الاثنين، 22 يونيو 2020

NEWS TECHNOLOGIE

Bennu, one of the two objects used as a test case in the MIT study.

Earth has been in the crosshairs of dangerously large asteroids in the past, and it will be again. The impact of such objects has historically led to mass extinctions, but there’s a chance humanity could work to stop such an event. Various methods of deflecting Potentially Hazardous Asteroids (PHAs) have been suggested, but an international team of researchers has a deceptively simple suggestion: Tie them to another space rock

Astronomers around the world scan the skies in search of dangerous space rocks on a collision course. Luckily, we haven’t found any on course for an impact, but that could change at any time. The key to all the proposed methods of deflecting asteroids is having enough time to implement a plan. If we learn about the threat a week in advance, it’s game over no matter what we do. Even with time to prepare, many proposals come with their own risks. For example, techniques that rely on high-energy impacts or explosives to destroy or deflect the object risk breaking it into parts that could hit Earth anyway. 

The team behind the new study suggests simply tethering a small asteroid to a larger, more dangerous one. The orbit of PHAs, like all objects in space, is a function of gravity. These objects swing around the solar system endlessly, unless they get caught in another object’s gravity and spiral into a collision. If we know far enough in advance an asteroid is headed for Earth, we can use gravity to our advantage. Connecting a smaller space rock to the dangerous one with a harness would create a binary system with a different center of mass. Over time, the asteroid’s orbit would change and avert disaster. 

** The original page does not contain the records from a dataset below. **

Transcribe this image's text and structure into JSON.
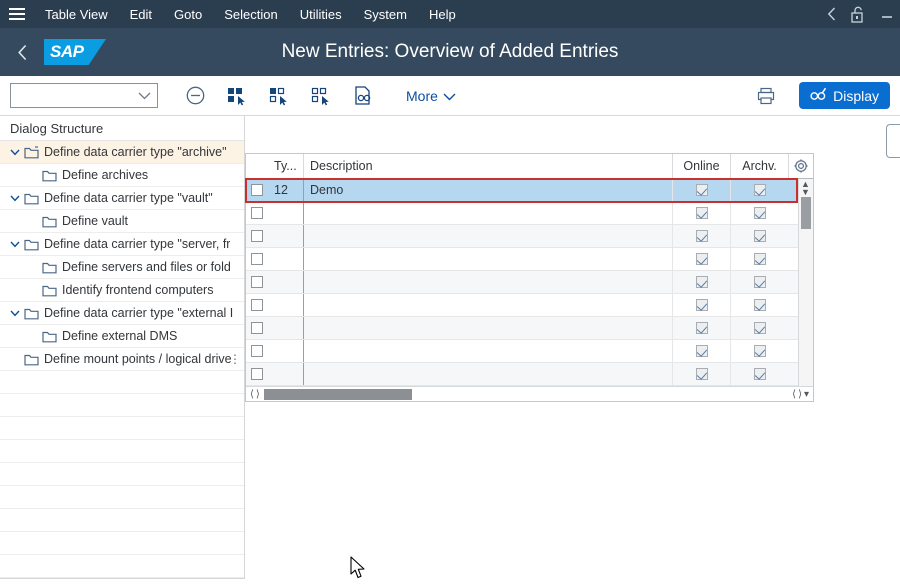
{
  "menubar": {
    "hamburger_icon": "hamburger-menu-icon",
    "items": [
      {
        "label": "Table View",
        "accel": "T"
      },
      {
        "label": "Edit",
        "accel": "E"
      },
      {
        "label": "Goto",
        "accel": "G"
      },
      {
        "label": "Selection",
        "accel": "l"
      },
      {
        "label": "Utilities",
        "accel": "s"
      },
      {
        "label": "System",
        "accel": "y"
      },
      {
        "label": "Help",
        "accel": "H"
      }
    ],
    "right_icons": [
      {
        "name": "back-chevron-icon"
      },
      {
        "name": "unlock-padlock-icon"
      },
      {
        "name": "minimize-icon"
      }
    ]
  },
  "titlebar": {
    "back_icon": "back-chevron-icon",
    "logo_text": "SAP",
    "title": "New Entries: Overview of Added Entries"
  },
  "toolbar": {
    "combo_value": "",
    "combo_placeholder": "",
    "combo_icon": "chevron-down-icon",
    "buttons": [
      {
        "name": "delete-row-button",
        "icon": "circle-minus-icon"
      },
      {
        "name": "select-all-button",
        "icon": "select-all-blocks-icon"
      },
      {
        "name": "select-block-button",
        "icon": "select-block-icon"
      },
      {
        "name": "deselect-all-button",
        "icon": "deselect-all-blocks-icon"
      },
      {
        "name": "variant-button",
        "icon": "document-glasses-icon"
      }
    ],
    "more_label": "More",
    "more_icon": "chevron-down-icon",
    "print_icon": "printer-icon",
    "display_label": "Display",
    "display_icon": "glasses-pencil-icon",
    "accent_color": "#0a6ed1"
  },
  "sidebar": {
    "header": "Dialog Structure",
    "tree": [
      {
        "label": "Define data carrier type \"archive\"",
        "level": 0,
        "expandable": true,
        "selected": true,
        "icon": "folder-open-icon"
      },
      {
        "label": "Define archives",
        "level": 1,
        "expandable": false,
        "selected": false,
        "icon": "folder-icon"
      },
      {
        "label": "Define data carrier type \"vault\"",
        "level": 0,
        "expandable": true,
        "selected": false,
        "icon": "folder-icon"
      },
      {
        "label": "Define vault",
        "level": 1,
        "expandable": false,
        "selected": false,
        "icon": "folder-icon"
      },
      {
        "label": "Define data carrier type \"server, fr",
        "level": 0,
        "expandable": true,
        "selected": false,
        "icon": "folder-icon"
      },
      {
        "label": "Define servers and files or fold",
        "level": 1,
        "expandable": false,
        "selected": false,
        "icon": "folder-icon"
      },
      {
        "label": "Identify frontend computers",
        "level": 1,
        "expandable": false,
        "selected": false,
        "icon": "folder-icon"
      },
      {
        "label": "Define data carrier type \"external I",
        "level": 0,
        "expandable": true,
        "selected": false,
        "icon": "folder-icon"
      },
      {
        "label": "Define external DMS",
        "level": 1,
        "expandable": false,
        "selected": false,
        "icon": "folder-icon"
      },
      {
        "label": "Define mount points / logical drive",
        "level": 0,
        "expandable": false,
        "selected": false,
        "icon": "folder-icon",
        "overflow_dots": "⋮"
      }
    ],
    "empty_row_count": 9
  },
  "table": {
    "columns": [
      {
        "key": "sel",
        "label": ""
      },
      {
        "key": "ty",
        "label": "Ty..."
      },
      {
        "key": "desc",
        "label": "Description"
      },
      {
        "key": "online",
        "label": "Online"
      },
      {
        "key": "archv",
        "label": "Archv."
      }
    ],
    "settings_icon": "gear-icon",
    "rows": [
      {
        "selected": false,
        "ty": "12",
        "desc": "Demo",
        "online": true,
        "archv": true,
        "highlighted": true
      },
      {
        "selected": false,
        "ty": "",
        "desc": "",
        "online": true,
        "archv": true,
        "highlighted": false
      },
      {
        "selected": false,
        "ty": "",
        "desc": "",
        "online": true,
        "archv": true,
        "highlighted": false
      },
      {
        "selected": false,
        "ty": "",
        "desc": "",
        "online": true,
        "archv": true,
        "highlighted": false
      },
      {
        "selected": false,
        "ty": "",
        "desc": "",
        "online": true,
        "archv": true,
        "highlighted": false
      },
      {
        "selected": false,
        "ty": "",
        "desc": "",
        "online": true,
        "archv": true,
        "highlighted": false
      },
      {
        "selected": false,
        "ty": "",
        "desc": "",
        "online": true,
        "archv": true,
        "highlighted": false
      },
      {
        "selected": false,
        "ty": "",
        "desc": "",
        "online": true,
        "archv": true,
        "highlighted": false
      },
      {
        "selected": false,
        "ty": "",
        "desc": "",
        "online": true,
        "archv": true,
        "highlighted": false
      }
    ],
    "highlight_color": "#c9302c",
    "selected_row_color": "#b5d7f0"
  }
}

This is all purely theoretical, but the team did produce a compelling simulation using the asteroid Bennu as an example. We know a great deal about Bennu thanks to the recent NASA OSIRIS-REx mission to collect samples from the surface. The simulation examined how Bennu would behave under several collision conditions, and then added the mass of another asteroid between 1,000 and 3,000 kilometers away with masses between 1/1000 and 1/10,000 of the PHA. 

The study claims that tethering these objects together is sufficient to alter the orbit of a PHA and avoid collision over the course of years. However, we’d better hope the solar system waits a bit longer to throw an asteroid our way. While this approach is novel and low-risk, we don’t have the technology to capture an asteroid (even a small one). Connecting two objects with a 1,000-kilometer tether may also be too great of an engineering feat. At least for now.